In the case of the squared function, the extent is simply passed-along in the call to inputs.getone(None, extent) … in other words, squared is counting on the upstream task providing its input to know what to do with the extents object.

This is why we used graphcat.array to implement task “A”, because it knows how to use the extent returned by graphcat.ArrayExtent, using it to return a subset of the stored array.

That subset is returned by task “A”, and task “B” computes the squares as requested.

Note that, as with static and dynamic graphs, streaming graphs don’t execute tasks unless they have to. For example, if we ask for the same data again, using the same extent:

[4]:

graph.output("A", extent=graphcat.ArrayExtent[0:4])

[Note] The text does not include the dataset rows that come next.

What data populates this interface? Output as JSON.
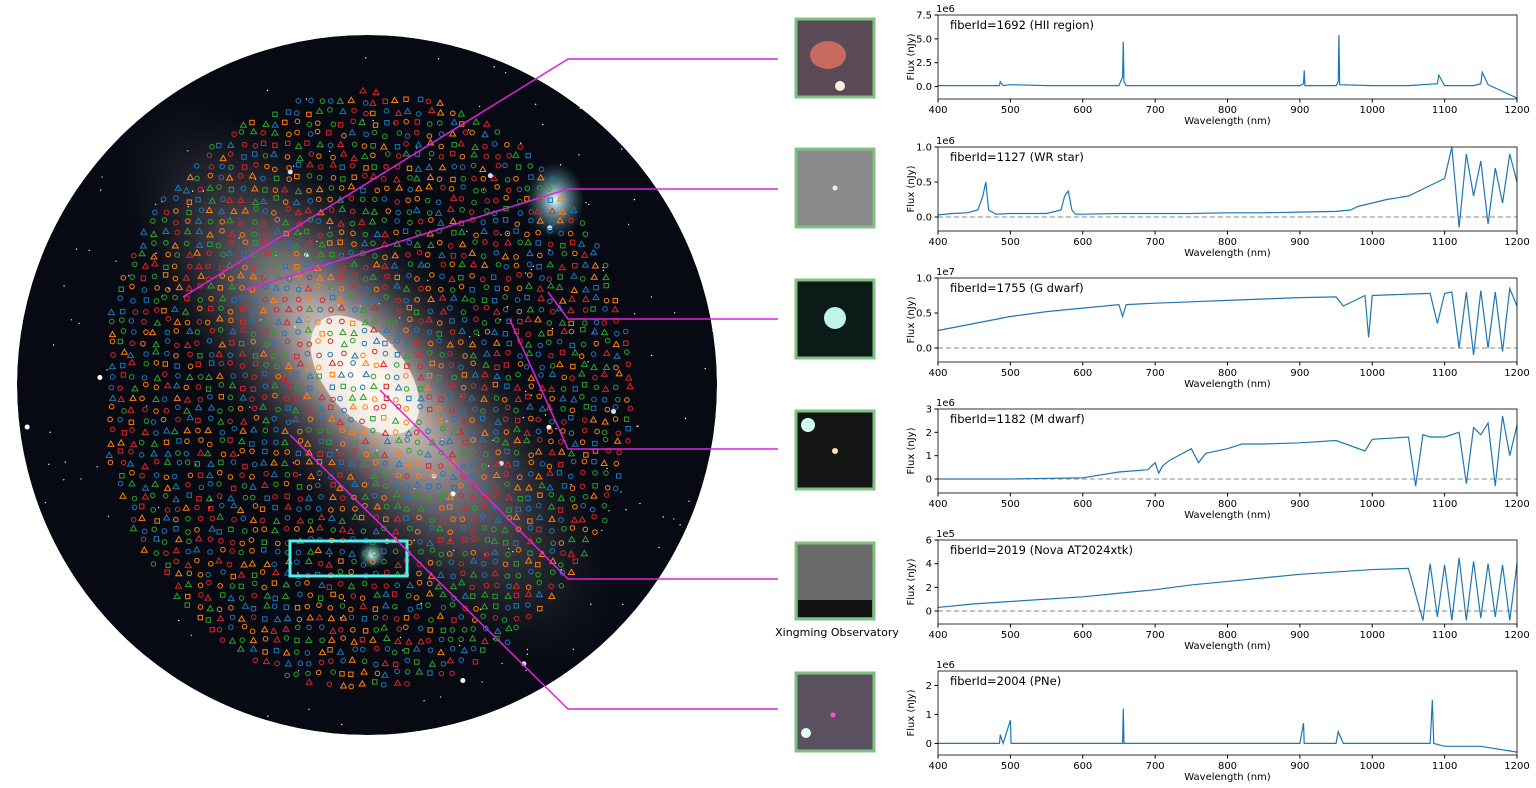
{
  "chart_data": [
    {
      "type": "line",
      "title": "fiberId=1692 (HII region)",
      "xlabel": "Wavelength (nm)",
      "ylabel": "Flux (nJy)",
      "y_offset_label": "1e6",
      "x": [
        400,
        450,
        485,
        486,
        490,
        500,
        550,
        600,
        650,
        655,
        656,
        657,
        660,
        700,
        750,
        800,
        850,
        900,
        905,
        906,
        907,
        950,
        953,
        954,
        955,
        1000,
        1050,
        1090,
        1092,
        1100,
        1140,
        1150,
        1152,
        1160,
        1180,
        1200
      ],
      "values": [
        0.1,
        0.1,
        0.1,
        0.5,
        0.1,
        0.2,
        0.1,
        0.1,
        0.1,
        1.0,
        4.7,
        0.5,
        0.1,
        0.1,
        0.1,
        0.1,
        0.1,
        0.1,
        0.3,
        1.7,
        0.1,
        0.1,
        0.5,
        5.4,
        0.2,
        0.1,
        0.1,
        0.3,
        1.2,
        0.1,
        0.1,
        0.3,
        1.5,
        0.2,
        -0.5,
        -1.2
      ],
      "color": "#1f77b4",
      "xlim": [
        400,
        1200
      ],
      "xticks": [
        400,
        500,
        600,
        700,
        800,
        900,
        1000,
        1100,
        1200
      ],
      "ylim": [
        -1.3,
        7.5
      ],
      "yticks": [
        {
          "value": 0,
          "label": "0.0"
        },
        2.5,
        {
          "value": 5,
          "label": "5.0"
        },
        7.5
      ],
      "zero_line": false
    },
    {
      "type": "line",
      "title": "fiberId=1127 (WR star)",
      "xlabel": "Wavelength (nm)",
      "ylabel": "Flux (nJy)",
      "y_offset_label": "1e6",
      "x": [
        400,
        420,
        440,
        455,
        462,
        466,
        470,
        480,
        500,
        550,
        570,
        575,
        580,
        585,
        590,
        600,
        650,
        700,
        750,
        800,
        850,
        900,
        950,
        970,
        980,
        1000,
        1020,
        1050,
        1080,
        1100,
        1110,
        1120,
        1130,
        1140,
        1150,
        1160,
        1170,
        1180,
        1190,
        1200
      ],
      "values": [
        0.03,
        0.05,
        0.06,
        0.1,
        0.3,
        0.5,
        0.1,
        0.04,
        0.05,
        0.05,
        0.1,
        0.3,
        0.37,
        0.1,
        0.04,
        0.04,
        0.05,
        0.05,
        0.05,
        0.06,
        0.06,
        0.07,
        0.08,
        0.1,
        0.15,
        0.2,
        0.25,
        0.3,
        0.45,
        0.55,
        1.0,
        -0.15,
        0.9,
        0.3,
        0.8,
        -0.1,
        0.7,
        0.2,
        0.9,
        0.5
      ],
      "color": "#1f77b4",
      "xlim": [
        400,
        1200
      ],
      "xticks": [
        400,
        500,
        600,
        700,
        800,
        900,
        1000,
        1100,
        1200
      ],
      "ylim": [
        -0.2,
        1.0
      ],
      "yticks": [
        {
          "value": 0,
          "label": "0.0"
        },
        0.5,
        {
          "value": 1,
          "label": "1.0"
        }
      ],
      "zero_line": true
    },
    {
      "type": "line",
      "title": "fiberId=1755 (G dwarf)",
      "xlabel": "Wavelength (nm)",
      "ylabel": "Flux (nJy)",
      "y_offset_label": "1e7",
      "x": [
        400,
        450,
        500,
        550,
        600,
        650,
        655,
        660,
        700,
        750,
        800,
        850,
        900,
        950,
        960,
        990,
        995,
        1000,
        1050,
        1080,
        1090,
        1100,
        1110,
        1120,
        1130,
        1140,
        1150,
        1160,
        1170,
        1180,
        1190,
        1200
      ],
      "values": [
        0.25,
        0.35,
        0.45,
        0.52,
        0.57,
        0.62,
        0.45,
        0.62,
        0.64,
        0.66,
        0.68,
        0.7,
        0.72,
        0.73,
        0.6,
        0.75,
        0.15,
        0.75,
        0.77,
        0.78,
        0.35,
        0.78,
        0.8,
        0.0,
        0.8,
        -0.1,
        0.82,
        0.0,
        0.8,
        -0.05,
        0.85,
        0.6
      ],
      "color": "#1f77b4",
      "xlim": [
        400,
        1200
      ],
      "xticks": [
        400,
        500,
        600,
        700,
        800,
        900,
        1000,
        1100,
        1200
      ],
      "ylim": [
        -0.2,
        1.0
      ],
      "yticks": [
        {
          "value": 0,
          "label": "0.0"
        },
        0.5,
        {
          "value": 1,
          "label": "1.0"
        }
      ],
      "zero_line": true
    },
    {
      "type": "line",
      "title": "fiberId=1182 (M dwarf)",
      "xlabel": "Wavelength (nm)",
      "ylabel": "Flux (nJy)",
      "y_offset_label": "1e6",
      "x": [
        400,
        500,
        600,
        650,
        690,
        700,
        705,
        710,
        720,
        750,
        760,
        770,
        800,
        820,
        850,
        900,
        950,
        990,
        1000,
        1050,
        1060,
        1070,
        1080,
        1100,
        1120,
        1130,
        1140,
        1150,
        1160,
        1170,
        1180,
        1190,
        1200
      ],
      "values": [
        0,
        0,
        0.05,
        0.3,
        0.4,
        0.7,
        0.25,
        0.55,
        0.8,
        1.3,
        0.7,
        1.1,
        1.3,
        1.5,
        1.5,
        1.55,
        1.65,
        1.2,
        1.7,
        1.8,
        -0.3,
        1.9,
        1.8,
        1.8,
        2.0,
        -0.2,
        2.2,
        1.9,
        2.4,
        -0.3,
        2.7,
        1.0,
        2.3
      ],
      "color": "#1f77b4",
      "xlim": [
        400,
        1200
      ],
      "xticks": [
        400,
        500,
        600,
        700,
        800,
        900,
        1000,
        1100,
        1200
      ],
      "ylim": [
        -0.6,
        3
      ],
      "yticks": [
        0,
        1,
        2,
        3
      ],
      "zero_line": true
    },
    {
      "type": "line",
      "title": "fiberId=2019 (Nova AT2024xtk)",
      "xlabel": "Wavelength (nm)",
      "ylabel": "Flux (nJy)",
      "y_offset_label": "1e5",
      "x": [
        400,
        450,
        500,
        550,
        600,
        650,
        700,
        750,
        800,
        850,
        900,
        950,
        1000,
        1050,
        1070,
        1080,
        1090,
        1100,
        1110,
        1120,
        1130,
        1140,
        1150,
        1160,
        1170,
        1180,
        1190,
        1200
      ],
      "values": [
        0.3,
        0.6,
        0.8,
        1.0,
        1.2,
        1.5,
        1.8,
        2.2,
        2.5,
        2.8,
        3.1,
        3.3,
        3.5,
        3.6,
        -0.8,
        4.0,
        -0.5,
        3.9,
        -0.8,
        4.5,
        -0.8,
        4.2,
        -0.6,
        4.0,
        -0.5,
        3.9,
        -0.8,
        4.0
      ],
      "color": "#1f77b4",
      "xlim": [
        400,
        1200
      ],
      "xticks": [
        400,
        500,
        600,
        700,
        800,
        900,
        1000,
        1100,
        1200
      ],
      "ylim": [
        -1.1,
        6
      ],
      "yticks": [
        0,
        2,
        4,
        6
      ],
      "zero_line": true
    },
    {
      "type": "line",
      "title": "fiberId=2004 (PNe)",
      "xlabel": "Wavelength (nm)",
      "ylabel": "Flux (nJy)",
      "y_offset_label": "1e6",
      "x": [
        400,
        480,
        485,
        486,
        490,
        495,
        500,
        501,
        510,
        600,
        650,
        655,
        656,
        657,
        660,
        700,
        800,
        900,
        905,
        906,
        907,
        950,
        953,
        960,
        1000,
        1080,
        1083,
        1085,
        1100,
        1150,
        1200
      ],
      "values": [
        0,
        0,
        0,
        0.3,
        0,
        0.4,
        0.8,
        0,
        0,
        0,
        0,
        0,
        1.2,
        0,
        0,
        0,
        0,
        0,
        0.7,
        0,
        0,
        0,
        0.4,
        0,
        0,
        0,
        1.5,
        0,
        -0.1,
        -0.1,
        -0.3
      ],
      "color": "#1f77b4",
      "xlim": [
        400,
        1200
      ],
      "xticks": [
        400,
        500,
        600,
        700,
        800,
        900,
        1000,
        1100,
        1200
      ],
      "ylim": [
        -0.4,
        2.5
      ],
      "yticks": [
        0,
        1,
        2
      ],
      "zero_line": false
    }
  ],
  "thumbnail_caption": "Xingming Observatory"
}
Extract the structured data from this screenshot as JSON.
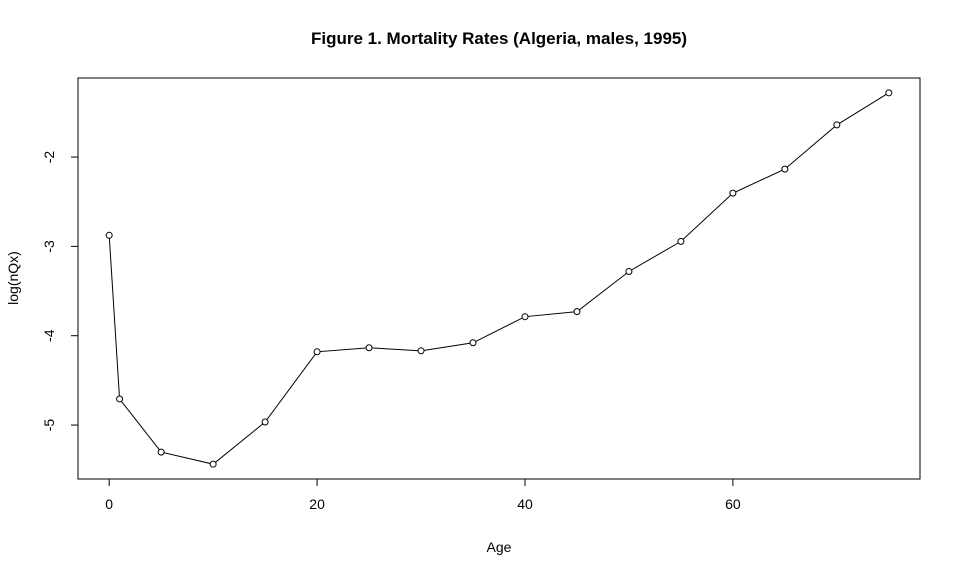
{
  "chart_data": {
    "type": "line",
    "title": "Figure 1. Mortality Rates (Algeria, males, 1995)",
    "x_label": "Age",
    "y_label": "log(nQx)",
    "x": [
      0,
      1,
      5,
      10,
      15,
      20,
      25,
      30,
      35,
      40,
      45,
      50,
      55,
      60,
      65,
      70,
      75
    ],
    "values": [
      -2.876,
      -4.708,
      -5.303,
      -5.438,
      -4.966,
      -4.18,
      -4.135,
      -4.169,
      -4.079,
      -3.787,
      -3.73,
      -3.281,
      -2.944,
      -2.404,
      -2.135,
      -1.64,
      -1.281
    ],
    "color": "#000000",
    "xlim": [
      -3,
      78
    ],
    "ylim": [
      -5.604,
      -1.115
    ],
    "xticks": [
      0,
      20,
      40,
      60
    ],
    "yticks": [
      -5,
      -4,
      -3,
      -2
    ],
    "grid": false
  }
}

INFO:graphcat.common:Task A updating.

[4]:

array([0, 1, 2, 3])

… we get the same result, but the tasks haven’t been executed again. If we use a different extent:

[5]:

graph.output("A", extent=None)

INFO:graphcat.common:Task A updating.
INFO:graphcat.common:Task A executing. Inputs: {} Extent: None
INFO:graphcat.common:Task A finished. Output: [0 1 2 3 4 5 6 7]

[5]:

array([0, 1, 2, 3, 4, 5, 6, 7])

… then the tasks are executed. Note from the above that when you use None as an extent, it means “return everything”. None is the default extent everywhere in the API that extents are used, so the default behavior of streaming graph methods is to behave exactly like static and dynamic graphs.

Note that ArrayExtent is just one example of an extent. You can use any Python object as an extent, so long as your task functions know how to make use of it. You could use a string containing an filepath or an SQL query as an extent, or a tuple containing a range of timestamps.

Furthermore, your task functions are free to modify or replace extents - for example, a task function that performs convolutional filtering on arrays would need to grow an incoming extent to avoid edge effects.